In recent decades, “morality” has become a bad word. Truth is relative, they say. So what may be morally wrong to you isn’t necessarily morally wrong to others. Indeed, if you mention morality, I’ll immediately suspect that you are an un-enlightened bigot.
That’s all good and fine for morality. The problem is that in our democratic state, idiots on both the Left and Right universally believe that law should be determined by morality. I’ve spoken about this in the past elsewhere; suffice it for me to say now that morality is no better a foundation for law than astrology.
What I want to talk about today is lying. I believe honesty is always the best policy. Some people think I am making a moral statement. I’m not. I am saying that when we deal with others, there is an implied, tacit agreement to deal with others honesty. We do not say, “I’m telling you the truth” every time we start to speak, but it’s implied. When I ask my child if he did his homework, I’m not asking for any response; I’m asking for the truth.
One thing I really hate to hear is that honesty is the best policy because if you lie, you lose all credibility. No matter what the cost benefit analysis, honesty is an entitlement of those with whom we choose to communicate.
But we all lie nonetheless. I certainly do. It bothers me to lie, but I do it in certain cases. Usually when telling the truth would be too painful for the person asking the question.
For example, say you have a girlfriend who fancies herself a good cook.
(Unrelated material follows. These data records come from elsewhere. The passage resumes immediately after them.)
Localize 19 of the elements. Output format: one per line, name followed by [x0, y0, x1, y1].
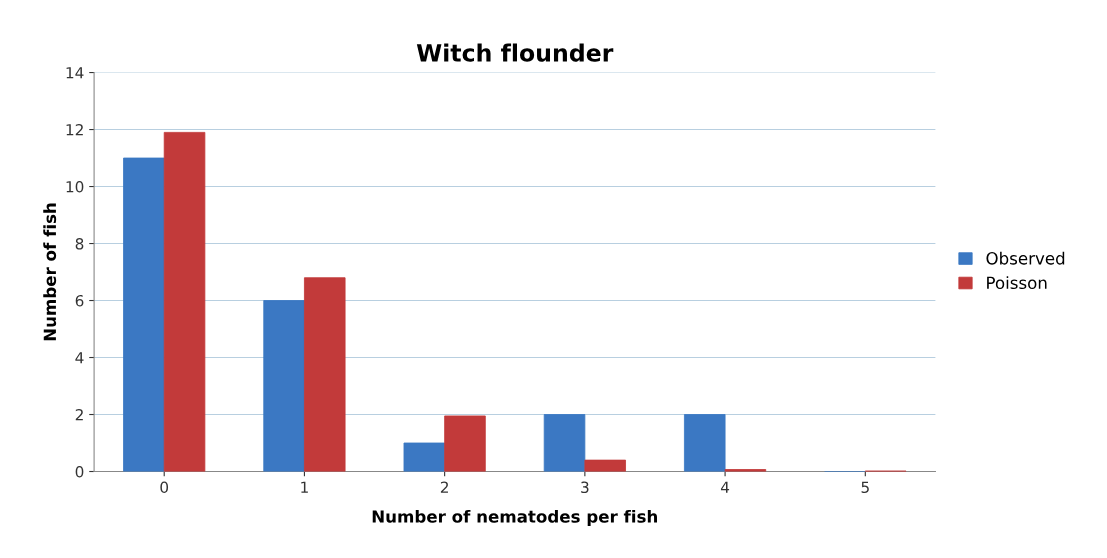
y-axis-title: Number of fish: [43, 203, 57, 341]
chart-title: Witch flounder: [416, 43, 614, 62]
legend-label: Observed: [986, 251, 1065, 265]
legend-label: Poisson: [987, 276, 1047, 290]
y-tick-label: 2: [75, 408, 83, 421]
x-tick-label: 3: [581, 481, 589, 494]
y-tick-label: 10: [66, 181, 84, 193]
y-tick-label: 0: [75, 465, 84, 478]
y-tick-label: 14: [66, 67, 84, 79]
x-tick-label: 0: [160, 481, 169, 494]
x-tick-label: 5: [861, 481, 869, 494]
y-tick-label: 6: [75, 294, 84, 307]
x-tick-label: 4: [720, 481, 730, 493]
y-tick-label: 12: [66, 124, 83, 136]
y-tick-label: 4: [75, 352, 84, 364]
x-tick-label: 2: [440, 481, 448, 493]
x-axis-title: Number of nematodes per fish: [372, 509, 658, 527]
x-tick-label: 1: [301, 481, 308, 493]
y-tick-label: 8: [75, 237, 84, 250]
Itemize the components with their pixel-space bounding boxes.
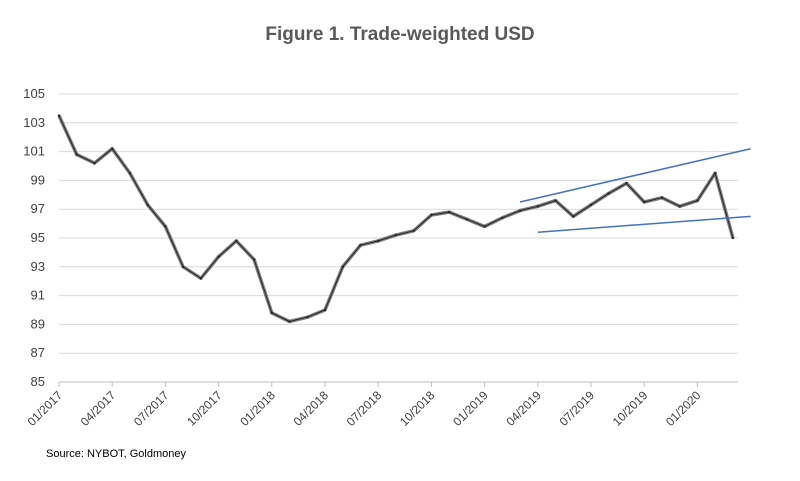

In fact, cooking is her paramount area of pride; an area from which she derives confidence and emotional support.
Within the realm of cooking, let’s say she has particular pride in her veal parmesan. Now suppose she asks you if your ex’s veal parmesan was as good as hers, and the truthful answer would be that your ex’s veal parmesan was the best you’ve ever had – would you answer honestly?
In this case, I do not think the girlfriend is asking for an honest answer. She’s asking for affirmation of her cooking skills. She has assumed that her cooking is superior, and simply wants to hear “yes, yours is the best”.
In this case, I would lie. Indeed, I would. I would not want to cause emotional damage to the girlfriend for the sake of honesty in answering such an inconsequential, trivial question.
When I was a young man, decades ago, I was a hopelessly inept lover. I asked a girlfriend if I was the best she had ever had. She was pained to answer, but did so honestly, and told me specifically that her last boyfriend had been much more adept at love-making. I was extremely hurt, obviously. I can appreciate the honesty of it now, but at the time it the painfulness of the answer was debilitating. I think a more considerate course of action would have been to educate me in love-making and then answer the question after my skills had surpassed those of her previous lovers. Or simply not answer. Or just lie.
Why did I ask in the first place? Considering the pain the truthful answer caused, I cannot think that I was asking for truth in the first place. In my immaturity I was simply asking for affirmation of my value to the girlfriend. Surely I was doing so in an improper manner.
To take it to an extreme, if your 4 year old daughter asks you if she’s the prettiest girl in the universe, when in fact she’s butt ugly, are you going to tell her the truth?
I have a daughter who is quite attractive. In fact a state patrol officer let me off with a warning once stating that it was because my daughter was so beautiful. But even if she were not so beautiful, if she were a four year old and asked me that question, I would tell her she is the prettiest girl in the universe. I would of course raise her to understand that physical appearance is not important. But I think that lying in that case is acceptable because she’s not really asking if she is pretty – she’s asking how much I love her.
Still, it’s painful to put forth an argument that lying is okay in some situations. It seems like a slippery slope. Where does the train stop next? Lying is okay whenever and however as long as nobody is hurt?